Very delicately, she smiled, showing only the tips of her fangs. "Five days," she said. "And no longer." She held out her gloved hand to him. Something gleamed in her palm. It was a small glass vial, the size that might hold a perfume sample, only it appeared to be full of brownish powder. "Grave dirt," she explained. "Smash this, and I will know you are summoning me. If you do not summon me within five days I will send Walker for your answer."
Simon took the vial and slipped it into his pocket. "And if the answer is no?"
"Then I will be disappointed. But we will part friends." She pushed her wineglass away. "Good-bye, Simon."
Simon stood up. The chair made a metallic squeaking sound as it dragged over the ground, too loud. He felt like he should say something else, but he had no idea what. For the moment, though, he seemed to be dismissed. He decided that he'd rather look like one of those weird modern vampires with bad manners than risk getting dragged back into the conversation. He left without saying anything else.

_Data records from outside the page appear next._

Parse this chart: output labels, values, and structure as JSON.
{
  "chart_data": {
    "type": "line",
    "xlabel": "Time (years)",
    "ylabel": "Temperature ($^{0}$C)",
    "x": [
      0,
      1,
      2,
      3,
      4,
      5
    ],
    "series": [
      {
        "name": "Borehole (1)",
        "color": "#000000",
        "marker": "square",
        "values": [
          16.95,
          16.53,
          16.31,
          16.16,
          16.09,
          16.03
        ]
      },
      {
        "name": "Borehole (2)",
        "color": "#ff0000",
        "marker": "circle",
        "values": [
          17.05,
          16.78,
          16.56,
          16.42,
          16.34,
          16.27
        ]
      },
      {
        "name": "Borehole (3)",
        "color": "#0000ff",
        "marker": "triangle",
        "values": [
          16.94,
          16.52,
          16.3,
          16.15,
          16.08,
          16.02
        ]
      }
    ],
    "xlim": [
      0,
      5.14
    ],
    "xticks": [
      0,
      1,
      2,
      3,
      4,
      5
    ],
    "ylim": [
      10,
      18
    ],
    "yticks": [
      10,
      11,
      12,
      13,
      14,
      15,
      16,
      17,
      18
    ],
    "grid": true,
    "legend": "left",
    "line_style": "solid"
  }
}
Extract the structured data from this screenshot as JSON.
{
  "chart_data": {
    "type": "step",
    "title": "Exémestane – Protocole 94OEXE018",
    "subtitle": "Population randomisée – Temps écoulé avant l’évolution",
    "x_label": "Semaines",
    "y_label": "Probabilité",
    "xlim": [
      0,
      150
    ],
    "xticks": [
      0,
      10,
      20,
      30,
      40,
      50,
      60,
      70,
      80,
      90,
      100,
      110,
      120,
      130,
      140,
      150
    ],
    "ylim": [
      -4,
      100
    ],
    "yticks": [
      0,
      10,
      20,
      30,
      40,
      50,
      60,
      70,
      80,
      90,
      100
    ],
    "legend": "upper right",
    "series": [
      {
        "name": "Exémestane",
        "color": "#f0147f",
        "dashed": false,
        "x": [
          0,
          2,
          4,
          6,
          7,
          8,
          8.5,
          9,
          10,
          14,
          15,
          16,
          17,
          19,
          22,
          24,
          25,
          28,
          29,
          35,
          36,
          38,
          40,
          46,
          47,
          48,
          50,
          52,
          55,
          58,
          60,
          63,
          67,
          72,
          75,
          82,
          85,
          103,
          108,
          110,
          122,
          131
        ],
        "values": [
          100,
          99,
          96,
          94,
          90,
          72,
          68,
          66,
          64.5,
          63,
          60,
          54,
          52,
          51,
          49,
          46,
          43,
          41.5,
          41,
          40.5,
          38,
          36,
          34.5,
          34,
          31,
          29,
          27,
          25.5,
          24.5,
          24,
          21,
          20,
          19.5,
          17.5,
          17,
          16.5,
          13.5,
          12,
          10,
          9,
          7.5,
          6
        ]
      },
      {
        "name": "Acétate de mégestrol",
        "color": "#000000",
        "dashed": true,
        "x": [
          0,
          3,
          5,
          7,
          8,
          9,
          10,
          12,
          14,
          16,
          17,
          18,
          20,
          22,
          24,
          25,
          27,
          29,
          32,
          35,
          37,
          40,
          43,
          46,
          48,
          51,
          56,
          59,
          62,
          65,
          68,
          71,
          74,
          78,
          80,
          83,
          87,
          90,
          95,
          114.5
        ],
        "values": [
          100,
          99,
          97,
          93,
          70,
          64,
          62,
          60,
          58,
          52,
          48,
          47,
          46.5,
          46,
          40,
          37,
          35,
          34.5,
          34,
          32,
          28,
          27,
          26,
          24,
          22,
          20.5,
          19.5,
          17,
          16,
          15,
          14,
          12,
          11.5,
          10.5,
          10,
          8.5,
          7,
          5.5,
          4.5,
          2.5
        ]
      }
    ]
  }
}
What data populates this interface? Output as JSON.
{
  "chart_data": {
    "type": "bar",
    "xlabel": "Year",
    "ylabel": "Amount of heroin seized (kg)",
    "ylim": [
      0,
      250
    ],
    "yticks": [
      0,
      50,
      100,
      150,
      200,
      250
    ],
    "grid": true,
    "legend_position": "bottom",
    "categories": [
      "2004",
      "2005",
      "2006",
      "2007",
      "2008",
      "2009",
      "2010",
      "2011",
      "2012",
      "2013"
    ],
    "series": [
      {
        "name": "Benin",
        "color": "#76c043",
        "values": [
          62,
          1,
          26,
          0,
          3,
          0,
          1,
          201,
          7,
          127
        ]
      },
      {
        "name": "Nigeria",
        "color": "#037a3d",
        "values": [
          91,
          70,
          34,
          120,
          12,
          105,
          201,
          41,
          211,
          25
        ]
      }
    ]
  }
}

On his way back through the restaurant, he passed Walker and Archer, who were standing by the big wooden bar, their shoulders hunched under their long gray coats. He felt the force of their glares on him as he walked by and wiggled his fingers at them-a gesture somewhere between a friendly wave and a kiss-off. Archer bared his teeth-flat human teeth-and stalked past him toward the garden, Walker on his heels. Simon watched as they took their places in chairs across from Camille; she didn't look up as they seated themselves, but the white lights that had illuminated the garden went out suddenly-not one by one but all at the same time-leaving Simon staring at a disorienting square of darkness, as if someone had switched off the stars. By the time the waiters noticed and hurried outside to rectify the problem, flooding the garden with pale light once again, Camille and her human subjugates had vanished.
Simon unlocked the front door of his house-one of a long chain of identical brick-fronted row houses that lined his Brooklyn block-and pushed it open slightly, listening hard.
He had told his mother he was going out to practice with Eric and his other bandmates for a gig on Saturday. There had been a time when she simply would have believed him, and that would have been that; Elaine Lewis had always been a relaxed parent, never imposing a curfew on either Simon or his sister or insisting that they be home early on school nights. Simon was used to staying out until all hours with Clary, letting himself in with his key, and collapsing into bed at two in the morning, behavior that hadn't excited much comment from his mother.